Una bomboletta in mano e una valigetta stracolma di una potenza di visione esplosiva nell’altra, KayOne, uno degli street artist italiani più famosi riesce anche su supporti come la tela a trasporre tutta la forza del caos stradale.
Comunicato a cura di Marta Menegon
Con un quarto di secolo di esperienza nel writing, osservando i numerosi sketch di preparazione che hanno trovato poi realizzazione su vari muri, si capisce subito la grande passione, la costanza, la ricerca sulla lettera e sulle illustrazioni classiche di ispirazione alla cultura Hip Hop.

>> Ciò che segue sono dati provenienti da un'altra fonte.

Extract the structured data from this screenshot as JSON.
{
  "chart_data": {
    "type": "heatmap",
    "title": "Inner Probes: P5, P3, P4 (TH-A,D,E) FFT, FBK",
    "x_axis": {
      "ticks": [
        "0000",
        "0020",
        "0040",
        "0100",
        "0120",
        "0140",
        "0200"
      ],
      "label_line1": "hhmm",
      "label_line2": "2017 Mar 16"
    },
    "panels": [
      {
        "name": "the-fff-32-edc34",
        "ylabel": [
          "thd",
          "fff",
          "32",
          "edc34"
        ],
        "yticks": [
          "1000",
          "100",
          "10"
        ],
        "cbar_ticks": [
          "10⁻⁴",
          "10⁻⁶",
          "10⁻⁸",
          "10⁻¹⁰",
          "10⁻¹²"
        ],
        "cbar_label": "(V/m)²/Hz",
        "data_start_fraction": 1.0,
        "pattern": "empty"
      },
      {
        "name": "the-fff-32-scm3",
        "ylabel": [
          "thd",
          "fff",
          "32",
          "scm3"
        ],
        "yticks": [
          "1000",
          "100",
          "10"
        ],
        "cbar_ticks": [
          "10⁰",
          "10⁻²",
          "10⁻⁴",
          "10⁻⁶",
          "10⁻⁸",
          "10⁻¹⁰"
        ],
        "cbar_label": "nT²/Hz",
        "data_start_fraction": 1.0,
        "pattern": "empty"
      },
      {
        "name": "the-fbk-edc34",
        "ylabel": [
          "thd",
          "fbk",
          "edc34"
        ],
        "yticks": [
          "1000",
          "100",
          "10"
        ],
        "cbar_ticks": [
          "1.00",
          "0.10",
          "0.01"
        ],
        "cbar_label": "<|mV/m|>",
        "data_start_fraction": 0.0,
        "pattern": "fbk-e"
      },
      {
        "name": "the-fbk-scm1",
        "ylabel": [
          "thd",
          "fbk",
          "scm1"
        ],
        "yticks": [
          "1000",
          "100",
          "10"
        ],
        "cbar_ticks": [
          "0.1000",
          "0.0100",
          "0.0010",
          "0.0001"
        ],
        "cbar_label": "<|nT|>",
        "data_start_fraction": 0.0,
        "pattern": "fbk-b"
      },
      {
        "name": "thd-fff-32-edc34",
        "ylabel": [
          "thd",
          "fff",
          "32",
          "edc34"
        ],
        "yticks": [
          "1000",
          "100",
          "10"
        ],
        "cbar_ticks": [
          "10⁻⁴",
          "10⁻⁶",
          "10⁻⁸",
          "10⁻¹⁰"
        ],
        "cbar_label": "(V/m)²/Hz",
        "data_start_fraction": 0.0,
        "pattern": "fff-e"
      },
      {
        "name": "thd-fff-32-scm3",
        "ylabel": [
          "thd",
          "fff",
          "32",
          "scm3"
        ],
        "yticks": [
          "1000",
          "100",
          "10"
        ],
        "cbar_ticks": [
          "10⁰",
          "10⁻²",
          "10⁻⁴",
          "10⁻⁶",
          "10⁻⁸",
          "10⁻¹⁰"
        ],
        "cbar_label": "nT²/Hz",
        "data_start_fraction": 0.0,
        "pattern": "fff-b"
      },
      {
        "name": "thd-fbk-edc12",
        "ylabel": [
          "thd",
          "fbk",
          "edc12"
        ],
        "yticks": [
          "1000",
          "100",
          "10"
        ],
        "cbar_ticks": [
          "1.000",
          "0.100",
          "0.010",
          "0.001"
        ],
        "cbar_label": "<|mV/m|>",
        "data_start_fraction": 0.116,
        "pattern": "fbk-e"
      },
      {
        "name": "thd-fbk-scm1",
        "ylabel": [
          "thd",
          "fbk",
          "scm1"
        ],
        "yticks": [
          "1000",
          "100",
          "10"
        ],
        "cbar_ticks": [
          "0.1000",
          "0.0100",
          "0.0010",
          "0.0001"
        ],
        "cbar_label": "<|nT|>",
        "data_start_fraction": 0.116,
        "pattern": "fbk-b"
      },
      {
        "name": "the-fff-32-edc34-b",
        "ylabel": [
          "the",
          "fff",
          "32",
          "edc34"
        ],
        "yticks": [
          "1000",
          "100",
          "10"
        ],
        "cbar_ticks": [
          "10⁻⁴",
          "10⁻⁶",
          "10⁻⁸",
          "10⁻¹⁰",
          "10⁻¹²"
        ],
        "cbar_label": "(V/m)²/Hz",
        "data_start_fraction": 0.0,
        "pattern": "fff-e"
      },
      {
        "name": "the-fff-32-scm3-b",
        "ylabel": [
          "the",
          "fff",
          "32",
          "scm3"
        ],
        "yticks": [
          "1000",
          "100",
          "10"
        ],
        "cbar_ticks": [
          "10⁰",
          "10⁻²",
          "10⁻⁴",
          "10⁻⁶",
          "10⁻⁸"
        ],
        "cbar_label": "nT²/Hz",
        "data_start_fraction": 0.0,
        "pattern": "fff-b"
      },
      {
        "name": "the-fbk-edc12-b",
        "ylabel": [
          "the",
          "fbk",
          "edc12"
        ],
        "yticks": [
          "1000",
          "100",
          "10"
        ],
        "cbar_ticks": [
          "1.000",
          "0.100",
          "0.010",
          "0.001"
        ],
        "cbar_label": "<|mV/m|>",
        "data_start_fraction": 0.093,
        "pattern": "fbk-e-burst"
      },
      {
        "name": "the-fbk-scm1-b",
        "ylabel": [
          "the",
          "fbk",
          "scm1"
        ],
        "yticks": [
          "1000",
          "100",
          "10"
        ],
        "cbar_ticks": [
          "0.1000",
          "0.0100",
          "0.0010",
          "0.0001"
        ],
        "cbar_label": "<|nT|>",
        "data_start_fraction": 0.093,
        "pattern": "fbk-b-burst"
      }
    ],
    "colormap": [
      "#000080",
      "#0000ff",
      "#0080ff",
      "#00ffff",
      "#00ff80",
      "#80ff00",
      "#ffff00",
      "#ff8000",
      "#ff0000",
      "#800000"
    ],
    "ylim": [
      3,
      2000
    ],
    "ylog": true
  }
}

KayOne si confronta con il linguaggio delle avanguardie, cattura elementi innovativi, li prende, li sequestra e li riversa silenziosamente, ma con il botto, in strada, in quel teatro urbano e a cielo aperto che tutti ma proprio tutti hanno la possibilità di guardarlo e di farlo, noi spett-attori della strada, di questo funambolico spazio che è allo stesso tempo dentro e fuori.

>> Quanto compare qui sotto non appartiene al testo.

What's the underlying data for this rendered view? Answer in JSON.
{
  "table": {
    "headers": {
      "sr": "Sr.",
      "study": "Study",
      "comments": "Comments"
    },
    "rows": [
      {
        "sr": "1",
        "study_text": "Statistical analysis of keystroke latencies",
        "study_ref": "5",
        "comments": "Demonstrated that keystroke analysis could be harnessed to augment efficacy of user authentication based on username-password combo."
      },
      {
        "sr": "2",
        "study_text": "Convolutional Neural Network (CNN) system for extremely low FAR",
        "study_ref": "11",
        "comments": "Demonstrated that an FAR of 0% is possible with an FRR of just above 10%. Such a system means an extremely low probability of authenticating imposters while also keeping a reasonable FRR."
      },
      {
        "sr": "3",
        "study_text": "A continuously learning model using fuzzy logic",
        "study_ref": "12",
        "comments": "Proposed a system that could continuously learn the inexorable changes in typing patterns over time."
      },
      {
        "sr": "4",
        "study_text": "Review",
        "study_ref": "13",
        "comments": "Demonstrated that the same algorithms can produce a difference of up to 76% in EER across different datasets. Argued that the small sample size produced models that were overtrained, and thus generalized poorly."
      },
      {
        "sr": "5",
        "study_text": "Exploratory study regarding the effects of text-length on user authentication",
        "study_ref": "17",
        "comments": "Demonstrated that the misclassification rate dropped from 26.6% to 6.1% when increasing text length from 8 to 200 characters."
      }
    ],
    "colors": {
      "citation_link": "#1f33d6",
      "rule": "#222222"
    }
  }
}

La street ha sempre portato con sé una riflessione, una differente visione oltre la differenza stessa, oltre il confine, oltre le mura.

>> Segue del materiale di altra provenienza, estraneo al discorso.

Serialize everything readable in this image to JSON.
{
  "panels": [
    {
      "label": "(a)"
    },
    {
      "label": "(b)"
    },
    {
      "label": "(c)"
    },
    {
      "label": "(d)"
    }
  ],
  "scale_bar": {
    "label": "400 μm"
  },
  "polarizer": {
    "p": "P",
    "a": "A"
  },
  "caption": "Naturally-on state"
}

L’arte di KayOne è un odore forte che si insinua nel laconico precipizio di uno sguardo, un grande occhio, o piccolo, non importa, nelle tele l’artista lo inserisce, lo nasconde tra le composizioni astratte, tra le botte di colore e gli schizzi total white quasi purificanti da eraser cromofobo anche solo per un istante, un istante di vita intensa, il limite di uno sforzo, la virata di un gesto, una potenza espressiva declinata e che ricorda gli echi dell’espressionismo astratto americano di Pollock o del new dada colante e aggettante di Rauschemberg.
KayOne guarda ai padri e li rimixa, per una gran tutto caotico, assordante, ma a intermittenze rigorose e geometriche, pensate, lunghe, perché l’arte del writing richiede tempo e precisione e l’artista ne ha la coscienza.
E allora diventa impossibile rimanere impassibili davanti a quel tutto assordante di KayOne, lo sguardo viene disturbato ma nell’accezione piacevole, viene sollecitato, in quella centrifuga accesa, dove la bomboletta spray bianca si mischia all’acrilico contro ogni divisione di genere, generando punti di luce focus, vividi e accecanti, vitali come il latte più celebrato nelle pellicole di Kubrickiana memoria, dove anche lì un singolo occhio truccato diventava frontiera violata.
Ma la confusione ritrova anche momenti di logica apparentemente perduta, KayOne usa il lettering alla maniera cubista di Braque, tenendo legati due lembi di un lenzuolo eunuco, figurativo e non figurativo, un astratto distratto?
Forse. Ma noi siamo dentro ad una guerra di cromie pop, quello stesso pop di cui la street spesso si nutre.
Il calibro e lo sparo visivo di KayOne non va mai ingoiato tutto insieme, va sorseggiato a dosi, e solamente così ci si può rendere conto di un attento bilanciamento, di un soppesarsi equilibrato di differenti cariche espressive, tra l’esplosione e l’implosione.
E la città chiama, il legame al sesso, non maschile, non femminile, ma urbano è sempre presente, si fa materia, l’artista infatti ottiene il nero dal bitume e il bianco dalla vernice per le strisce pedonali, ne sentiamo quasi l’odore dell’asfalto, ne percepiamo l’essenza, lo sentiamo sotto le palpebre e sulle ciglia come un mascara, come una stratificazione di memoria visiva che diventa quasi sensuale, e scivoliamo così…across the universe.